The Aims of this study were to establish a bioresource of IBD patients and controls, and to use this to assess differences in gut microbiota between cases and controls and between different IBD subphenotypes.

Methods Patients undergoing colonoscopy and flexible sigmoidoscopy were recruited to the South East Scotland IBD bioresource. Mucosal biopsies were obtained and snap-frozen using dry ice. DNA was then extracted using a QIAGEN spin column-based method. Blood and serum samples were also biobanked for genetic, epigenetic and metabolomics analysis. Quantitative PCR was used to measure the relative abundance of different bacterial classes compared to the total measured with universal primers. Statistical analysis was done using Mann Whitney U, chi squared and Fisher’s exact tests using R 2.15.2.

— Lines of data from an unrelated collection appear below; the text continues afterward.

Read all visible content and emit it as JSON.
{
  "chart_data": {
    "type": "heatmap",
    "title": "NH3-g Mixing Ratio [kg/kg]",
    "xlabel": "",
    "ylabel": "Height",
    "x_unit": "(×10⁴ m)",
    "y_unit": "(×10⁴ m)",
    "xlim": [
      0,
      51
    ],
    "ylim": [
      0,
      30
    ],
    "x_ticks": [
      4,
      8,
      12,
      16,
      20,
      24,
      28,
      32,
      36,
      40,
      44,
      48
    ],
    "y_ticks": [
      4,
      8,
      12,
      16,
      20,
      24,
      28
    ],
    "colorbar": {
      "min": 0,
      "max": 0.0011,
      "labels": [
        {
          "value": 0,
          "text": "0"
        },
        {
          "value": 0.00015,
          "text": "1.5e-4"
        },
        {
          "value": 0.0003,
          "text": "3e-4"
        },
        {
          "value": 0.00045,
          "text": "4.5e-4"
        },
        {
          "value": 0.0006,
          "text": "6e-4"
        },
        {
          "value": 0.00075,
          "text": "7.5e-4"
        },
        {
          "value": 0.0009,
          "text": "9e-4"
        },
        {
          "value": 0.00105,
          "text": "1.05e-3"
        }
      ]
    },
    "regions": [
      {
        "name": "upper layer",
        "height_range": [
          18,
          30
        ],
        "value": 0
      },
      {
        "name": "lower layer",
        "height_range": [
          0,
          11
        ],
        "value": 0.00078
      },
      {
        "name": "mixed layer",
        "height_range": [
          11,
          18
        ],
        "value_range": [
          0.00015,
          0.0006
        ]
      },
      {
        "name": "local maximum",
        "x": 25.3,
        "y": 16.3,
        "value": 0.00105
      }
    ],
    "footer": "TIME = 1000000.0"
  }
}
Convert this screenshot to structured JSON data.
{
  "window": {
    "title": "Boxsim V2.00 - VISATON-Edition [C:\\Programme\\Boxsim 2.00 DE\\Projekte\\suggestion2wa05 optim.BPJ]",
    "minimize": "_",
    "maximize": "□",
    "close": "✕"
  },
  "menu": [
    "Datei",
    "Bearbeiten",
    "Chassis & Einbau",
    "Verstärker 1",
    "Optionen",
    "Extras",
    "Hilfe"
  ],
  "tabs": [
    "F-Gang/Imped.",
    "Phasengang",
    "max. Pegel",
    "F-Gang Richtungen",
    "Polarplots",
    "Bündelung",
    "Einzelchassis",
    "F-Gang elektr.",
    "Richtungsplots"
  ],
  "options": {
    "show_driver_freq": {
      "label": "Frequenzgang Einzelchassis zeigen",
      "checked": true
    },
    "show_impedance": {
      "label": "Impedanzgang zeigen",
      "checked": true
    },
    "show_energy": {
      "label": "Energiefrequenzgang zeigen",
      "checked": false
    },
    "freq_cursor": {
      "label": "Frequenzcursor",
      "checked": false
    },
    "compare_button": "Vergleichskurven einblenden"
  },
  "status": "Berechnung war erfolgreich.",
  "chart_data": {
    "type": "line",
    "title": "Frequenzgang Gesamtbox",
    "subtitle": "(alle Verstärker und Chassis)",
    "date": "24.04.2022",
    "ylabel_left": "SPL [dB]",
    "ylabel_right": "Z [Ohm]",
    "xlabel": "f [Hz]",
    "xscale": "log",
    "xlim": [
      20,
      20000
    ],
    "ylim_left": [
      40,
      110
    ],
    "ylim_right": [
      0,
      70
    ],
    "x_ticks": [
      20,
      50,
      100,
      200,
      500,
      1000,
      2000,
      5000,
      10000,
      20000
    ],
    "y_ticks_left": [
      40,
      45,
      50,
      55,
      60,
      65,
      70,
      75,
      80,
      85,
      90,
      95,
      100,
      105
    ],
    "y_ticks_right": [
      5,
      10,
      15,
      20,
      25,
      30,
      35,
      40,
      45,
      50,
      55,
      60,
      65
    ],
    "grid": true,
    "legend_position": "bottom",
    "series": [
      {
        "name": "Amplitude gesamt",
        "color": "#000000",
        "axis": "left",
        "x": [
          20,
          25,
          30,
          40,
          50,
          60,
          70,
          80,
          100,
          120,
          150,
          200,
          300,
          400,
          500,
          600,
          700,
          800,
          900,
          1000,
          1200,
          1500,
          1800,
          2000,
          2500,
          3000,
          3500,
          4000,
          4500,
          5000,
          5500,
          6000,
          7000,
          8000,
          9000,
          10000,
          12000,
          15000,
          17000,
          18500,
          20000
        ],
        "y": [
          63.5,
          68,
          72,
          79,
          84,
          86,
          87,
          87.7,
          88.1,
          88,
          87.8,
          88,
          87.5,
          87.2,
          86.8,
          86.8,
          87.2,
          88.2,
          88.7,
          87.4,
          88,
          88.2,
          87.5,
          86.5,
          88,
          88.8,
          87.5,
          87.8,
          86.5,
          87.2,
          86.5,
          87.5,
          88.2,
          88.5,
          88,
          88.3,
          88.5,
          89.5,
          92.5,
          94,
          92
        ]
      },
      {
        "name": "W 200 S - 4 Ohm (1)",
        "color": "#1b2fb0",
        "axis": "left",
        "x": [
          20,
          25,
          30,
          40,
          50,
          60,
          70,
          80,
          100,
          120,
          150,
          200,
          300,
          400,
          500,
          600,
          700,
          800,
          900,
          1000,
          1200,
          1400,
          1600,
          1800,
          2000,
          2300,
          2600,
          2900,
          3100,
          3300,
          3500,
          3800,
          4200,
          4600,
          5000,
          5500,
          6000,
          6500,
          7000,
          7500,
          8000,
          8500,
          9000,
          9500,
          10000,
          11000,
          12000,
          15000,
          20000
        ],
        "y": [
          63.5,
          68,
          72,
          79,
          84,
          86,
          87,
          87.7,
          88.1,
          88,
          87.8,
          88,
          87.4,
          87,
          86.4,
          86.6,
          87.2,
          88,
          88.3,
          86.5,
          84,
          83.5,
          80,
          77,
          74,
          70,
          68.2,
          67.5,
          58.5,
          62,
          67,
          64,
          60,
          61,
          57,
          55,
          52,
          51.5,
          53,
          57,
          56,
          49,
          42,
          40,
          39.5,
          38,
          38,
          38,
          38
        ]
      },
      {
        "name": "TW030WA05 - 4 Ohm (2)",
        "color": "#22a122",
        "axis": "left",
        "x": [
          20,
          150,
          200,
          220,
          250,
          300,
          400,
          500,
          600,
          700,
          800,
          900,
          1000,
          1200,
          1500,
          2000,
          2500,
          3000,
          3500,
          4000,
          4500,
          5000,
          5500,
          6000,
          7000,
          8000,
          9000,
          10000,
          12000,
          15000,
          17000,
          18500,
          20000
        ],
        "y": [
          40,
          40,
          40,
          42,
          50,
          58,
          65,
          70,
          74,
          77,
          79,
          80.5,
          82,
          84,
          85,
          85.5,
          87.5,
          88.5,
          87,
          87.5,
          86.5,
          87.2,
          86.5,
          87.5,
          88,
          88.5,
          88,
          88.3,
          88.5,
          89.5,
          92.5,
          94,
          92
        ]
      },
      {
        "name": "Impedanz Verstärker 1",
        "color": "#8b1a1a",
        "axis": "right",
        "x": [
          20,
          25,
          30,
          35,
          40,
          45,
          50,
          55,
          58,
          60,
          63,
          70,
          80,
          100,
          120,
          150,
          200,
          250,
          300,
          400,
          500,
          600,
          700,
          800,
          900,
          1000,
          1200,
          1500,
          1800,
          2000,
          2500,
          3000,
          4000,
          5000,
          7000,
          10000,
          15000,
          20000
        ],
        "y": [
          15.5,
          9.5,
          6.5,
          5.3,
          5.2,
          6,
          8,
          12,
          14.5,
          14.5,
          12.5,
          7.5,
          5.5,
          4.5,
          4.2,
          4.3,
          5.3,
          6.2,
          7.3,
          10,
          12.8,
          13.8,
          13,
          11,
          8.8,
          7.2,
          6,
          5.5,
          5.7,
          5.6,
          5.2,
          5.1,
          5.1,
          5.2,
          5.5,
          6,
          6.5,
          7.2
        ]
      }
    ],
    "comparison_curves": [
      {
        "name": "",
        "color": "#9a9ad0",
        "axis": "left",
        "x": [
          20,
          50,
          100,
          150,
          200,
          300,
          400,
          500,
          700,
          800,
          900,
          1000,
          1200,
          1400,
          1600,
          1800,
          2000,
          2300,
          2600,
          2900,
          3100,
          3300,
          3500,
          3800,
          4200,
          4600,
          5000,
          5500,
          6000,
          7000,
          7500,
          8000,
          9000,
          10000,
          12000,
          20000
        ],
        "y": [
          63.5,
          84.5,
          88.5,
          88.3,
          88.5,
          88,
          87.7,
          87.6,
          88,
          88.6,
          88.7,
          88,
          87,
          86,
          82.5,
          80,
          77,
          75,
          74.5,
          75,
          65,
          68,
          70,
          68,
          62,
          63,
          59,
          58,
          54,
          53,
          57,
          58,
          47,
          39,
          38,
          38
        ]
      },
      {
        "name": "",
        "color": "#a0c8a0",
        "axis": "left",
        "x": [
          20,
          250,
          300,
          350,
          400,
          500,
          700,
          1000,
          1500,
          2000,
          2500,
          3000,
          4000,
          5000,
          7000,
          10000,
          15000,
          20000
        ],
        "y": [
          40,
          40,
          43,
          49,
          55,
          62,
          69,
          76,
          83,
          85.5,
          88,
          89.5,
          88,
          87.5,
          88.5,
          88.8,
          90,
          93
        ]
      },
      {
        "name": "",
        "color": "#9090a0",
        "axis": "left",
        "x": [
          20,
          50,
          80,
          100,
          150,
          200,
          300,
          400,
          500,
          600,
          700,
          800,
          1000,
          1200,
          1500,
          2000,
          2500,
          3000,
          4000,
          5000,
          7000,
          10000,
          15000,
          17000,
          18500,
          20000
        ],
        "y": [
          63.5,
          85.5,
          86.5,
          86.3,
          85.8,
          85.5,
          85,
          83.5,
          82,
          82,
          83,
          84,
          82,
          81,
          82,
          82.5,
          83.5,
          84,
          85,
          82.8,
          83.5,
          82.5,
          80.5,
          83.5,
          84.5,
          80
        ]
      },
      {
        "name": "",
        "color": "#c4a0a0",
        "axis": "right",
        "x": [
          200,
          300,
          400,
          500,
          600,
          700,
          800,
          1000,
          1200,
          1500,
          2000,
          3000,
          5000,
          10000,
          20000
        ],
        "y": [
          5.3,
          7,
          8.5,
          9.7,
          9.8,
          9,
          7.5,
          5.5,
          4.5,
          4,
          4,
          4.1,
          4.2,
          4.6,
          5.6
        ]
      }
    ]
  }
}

Results After quality control, results were available from 147 biopsies taken from 84 patients. There were 20 patients with CD, 26 with UC, 2 IBD-U, 20 healthy controls (HC) and 16 with other diagnoses. Median age was 45 years (interquartile range [IQR] 28–50) in the CD group, 51 y (38–63) in the UC group and 39 (30–49) in the HC group. There were no significant differences in age or sex distribution between the CD, UC and HC groups.

There was a statistically significant reduction in CD compared with HC in Ruminococcaceae (p = 0.002, figure 1), Lachnospiraceae (p = 0.046) and Bacteroides (0.024) and an increase in Enterobacteriaceae (p = 0.046). Comparing UC with HC, there was a significant increase in Enterobacteriaceae (p = 0.025), but no difference in the other classes. There were no significant differences in any bacterial class between biopsies taken from inflamed and non-inflamed sites in IBD patients.

Conclusion This study confirms reductions in Ruminococcaceae described previously in CD, and increased Enterobacteriaceae in both CD and UC. The presence of paired DNA and serum samples offers the exciting potential to explore the relationship between the gut microbiota, epigenetic and metabolomics changes.

Disclosure of Interest None Declared.